On Canada's MAID service

Note: Left this as a comment for a video on Canada's euthanasia laws (added here)

I hope that at some point this becomes a philosophical issue primarily and then sociological (socio-political to lesser extent still). That is: should one have the ‘right’ to end their life whenever they choose to and treat everything as irrelevant, incidental externalities (excepting direct, tangible harm to another/others in the process)? If the answer is yes, then the next obvious question is if the State should offer that as a service? (For the ardent free market capitalist, the question is: should there be licensed private players who provide this service?)

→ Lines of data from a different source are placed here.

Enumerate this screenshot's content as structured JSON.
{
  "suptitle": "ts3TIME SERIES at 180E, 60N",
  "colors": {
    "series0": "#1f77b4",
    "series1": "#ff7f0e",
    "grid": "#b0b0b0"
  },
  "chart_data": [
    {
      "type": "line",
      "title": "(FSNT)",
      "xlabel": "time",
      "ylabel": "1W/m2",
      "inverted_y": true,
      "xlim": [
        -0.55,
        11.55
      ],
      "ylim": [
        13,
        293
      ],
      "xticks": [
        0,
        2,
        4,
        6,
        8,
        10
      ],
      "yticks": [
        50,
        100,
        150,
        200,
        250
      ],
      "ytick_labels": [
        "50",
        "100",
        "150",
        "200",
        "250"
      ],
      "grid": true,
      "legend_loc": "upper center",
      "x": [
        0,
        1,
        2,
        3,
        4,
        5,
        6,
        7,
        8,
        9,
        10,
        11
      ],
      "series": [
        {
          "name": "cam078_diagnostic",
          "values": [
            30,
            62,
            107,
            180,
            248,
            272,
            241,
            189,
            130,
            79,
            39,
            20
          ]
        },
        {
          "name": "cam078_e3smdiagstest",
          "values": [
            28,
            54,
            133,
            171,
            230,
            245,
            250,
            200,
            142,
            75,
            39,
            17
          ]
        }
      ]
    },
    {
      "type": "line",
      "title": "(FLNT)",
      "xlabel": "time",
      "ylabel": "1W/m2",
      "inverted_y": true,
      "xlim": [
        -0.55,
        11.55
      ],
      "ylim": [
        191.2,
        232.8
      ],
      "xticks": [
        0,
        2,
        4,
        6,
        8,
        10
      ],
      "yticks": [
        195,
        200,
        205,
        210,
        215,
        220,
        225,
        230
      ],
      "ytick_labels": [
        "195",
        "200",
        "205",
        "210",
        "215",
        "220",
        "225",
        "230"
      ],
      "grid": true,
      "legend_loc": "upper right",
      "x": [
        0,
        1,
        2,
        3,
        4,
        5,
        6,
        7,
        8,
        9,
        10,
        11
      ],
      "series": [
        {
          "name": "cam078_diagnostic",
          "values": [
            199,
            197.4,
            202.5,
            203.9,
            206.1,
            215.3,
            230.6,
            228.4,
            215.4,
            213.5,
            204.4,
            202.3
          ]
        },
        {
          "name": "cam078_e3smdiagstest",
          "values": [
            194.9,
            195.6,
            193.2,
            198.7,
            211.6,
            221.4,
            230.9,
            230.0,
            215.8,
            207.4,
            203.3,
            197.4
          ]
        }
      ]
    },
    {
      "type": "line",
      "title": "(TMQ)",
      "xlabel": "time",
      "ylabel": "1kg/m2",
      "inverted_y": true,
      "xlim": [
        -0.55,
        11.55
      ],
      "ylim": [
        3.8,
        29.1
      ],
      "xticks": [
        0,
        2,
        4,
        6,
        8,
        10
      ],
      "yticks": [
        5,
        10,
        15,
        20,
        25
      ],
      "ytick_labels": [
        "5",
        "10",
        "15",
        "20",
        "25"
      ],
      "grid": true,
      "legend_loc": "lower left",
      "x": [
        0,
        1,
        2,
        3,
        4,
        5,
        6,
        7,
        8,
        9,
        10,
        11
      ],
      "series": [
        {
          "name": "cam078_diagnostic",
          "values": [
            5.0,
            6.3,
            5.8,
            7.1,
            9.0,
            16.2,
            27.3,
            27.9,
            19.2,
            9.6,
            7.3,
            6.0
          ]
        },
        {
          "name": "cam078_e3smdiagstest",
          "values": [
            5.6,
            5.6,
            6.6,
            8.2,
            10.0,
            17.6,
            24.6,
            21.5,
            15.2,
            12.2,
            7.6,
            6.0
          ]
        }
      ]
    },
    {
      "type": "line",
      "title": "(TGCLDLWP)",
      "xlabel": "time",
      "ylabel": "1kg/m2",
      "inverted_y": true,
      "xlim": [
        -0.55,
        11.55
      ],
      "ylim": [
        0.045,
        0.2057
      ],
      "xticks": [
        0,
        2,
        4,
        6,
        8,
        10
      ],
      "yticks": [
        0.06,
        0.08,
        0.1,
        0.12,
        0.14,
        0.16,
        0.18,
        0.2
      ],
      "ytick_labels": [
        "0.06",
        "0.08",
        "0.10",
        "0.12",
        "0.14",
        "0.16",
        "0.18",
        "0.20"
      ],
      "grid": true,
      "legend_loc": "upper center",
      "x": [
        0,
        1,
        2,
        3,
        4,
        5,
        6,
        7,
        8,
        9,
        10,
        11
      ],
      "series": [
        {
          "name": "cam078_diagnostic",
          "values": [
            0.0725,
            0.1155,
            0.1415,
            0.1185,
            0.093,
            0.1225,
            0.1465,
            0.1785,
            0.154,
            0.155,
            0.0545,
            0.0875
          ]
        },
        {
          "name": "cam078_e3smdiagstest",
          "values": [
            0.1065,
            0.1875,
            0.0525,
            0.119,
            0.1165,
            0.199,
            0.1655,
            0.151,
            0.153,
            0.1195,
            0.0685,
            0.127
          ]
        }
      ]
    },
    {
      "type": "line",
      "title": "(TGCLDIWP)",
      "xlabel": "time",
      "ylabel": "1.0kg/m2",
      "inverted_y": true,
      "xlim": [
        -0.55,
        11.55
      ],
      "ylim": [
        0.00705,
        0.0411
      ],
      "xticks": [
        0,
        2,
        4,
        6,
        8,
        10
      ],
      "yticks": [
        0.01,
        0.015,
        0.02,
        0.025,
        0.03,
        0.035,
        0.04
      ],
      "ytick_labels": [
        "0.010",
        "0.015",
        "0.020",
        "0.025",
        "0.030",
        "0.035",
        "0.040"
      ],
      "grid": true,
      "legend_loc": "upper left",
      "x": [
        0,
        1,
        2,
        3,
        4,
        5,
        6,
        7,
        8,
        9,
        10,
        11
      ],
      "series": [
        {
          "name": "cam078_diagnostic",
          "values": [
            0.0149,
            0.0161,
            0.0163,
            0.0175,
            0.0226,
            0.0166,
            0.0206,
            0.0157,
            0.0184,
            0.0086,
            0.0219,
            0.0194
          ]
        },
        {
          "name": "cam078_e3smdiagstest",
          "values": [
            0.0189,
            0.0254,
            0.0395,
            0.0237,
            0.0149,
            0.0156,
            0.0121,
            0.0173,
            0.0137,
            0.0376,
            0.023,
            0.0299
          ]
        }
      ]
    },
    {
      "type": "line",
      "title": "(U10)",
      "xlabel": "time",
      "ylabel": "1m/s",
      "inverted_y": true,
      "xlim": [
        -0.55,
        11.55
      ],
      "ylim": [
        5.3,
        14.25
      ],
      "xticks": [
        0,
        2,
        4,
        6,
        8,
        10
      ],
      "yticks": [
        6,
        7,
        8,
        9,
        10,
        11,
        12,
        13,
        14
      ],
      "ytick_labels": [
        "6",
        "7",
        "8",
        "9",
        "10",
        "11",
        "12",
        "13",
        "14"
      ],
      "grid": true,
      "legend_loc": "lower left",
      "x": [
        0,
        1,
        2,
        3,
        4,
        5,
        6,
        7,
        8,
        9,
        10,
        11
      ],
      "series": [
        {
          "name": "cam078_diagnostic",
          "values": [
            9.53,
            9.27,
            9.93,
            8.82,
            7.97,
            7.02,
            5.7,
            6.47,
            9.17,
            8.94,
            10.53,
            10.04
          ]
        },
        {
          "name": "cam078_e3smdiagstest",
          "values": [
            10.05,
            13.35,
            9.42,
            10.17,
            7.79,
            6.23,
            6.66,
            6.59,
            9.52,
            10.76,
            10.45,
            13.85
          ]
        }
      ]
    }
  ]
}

Why is the State or the private players required to assess the underlying circumstances/causes that led to this ‘service request’? Beyond the basic assessment to ensure one is of ‘legally sound’ mind all other questions should be moot. It's not like they can cite and impose purpose to existence (under pain/distress or not).

Most societies – I say most and not all just as an academic qualifier – follow an action-consequence model with some caveats to assess the magnitude of both cause and effect. Poverty is often the cause of crime but crimes have legal consequences regardless of underlying circumstances. Mental distress is often why someone snaps at their boss but they are fired still. Drunkenness is often why someone engages in a brawl but their face gets pounded anyway. I can cite numerous examples where we aren’t concerned about the ‘underlying circumstances’ and just deliver the consequences. And these consequences -- be it jail time, suspension, probation, a scar in the forehead etc. -- are all irreversible in their own way just as death is.

Sure, lets work on poverty alleviation, ensuring there’s near-equal access to all primary services (education, security, healthcare, legal-aid etc.) but let’s not conflate that with what is fundamentally a philosophical question.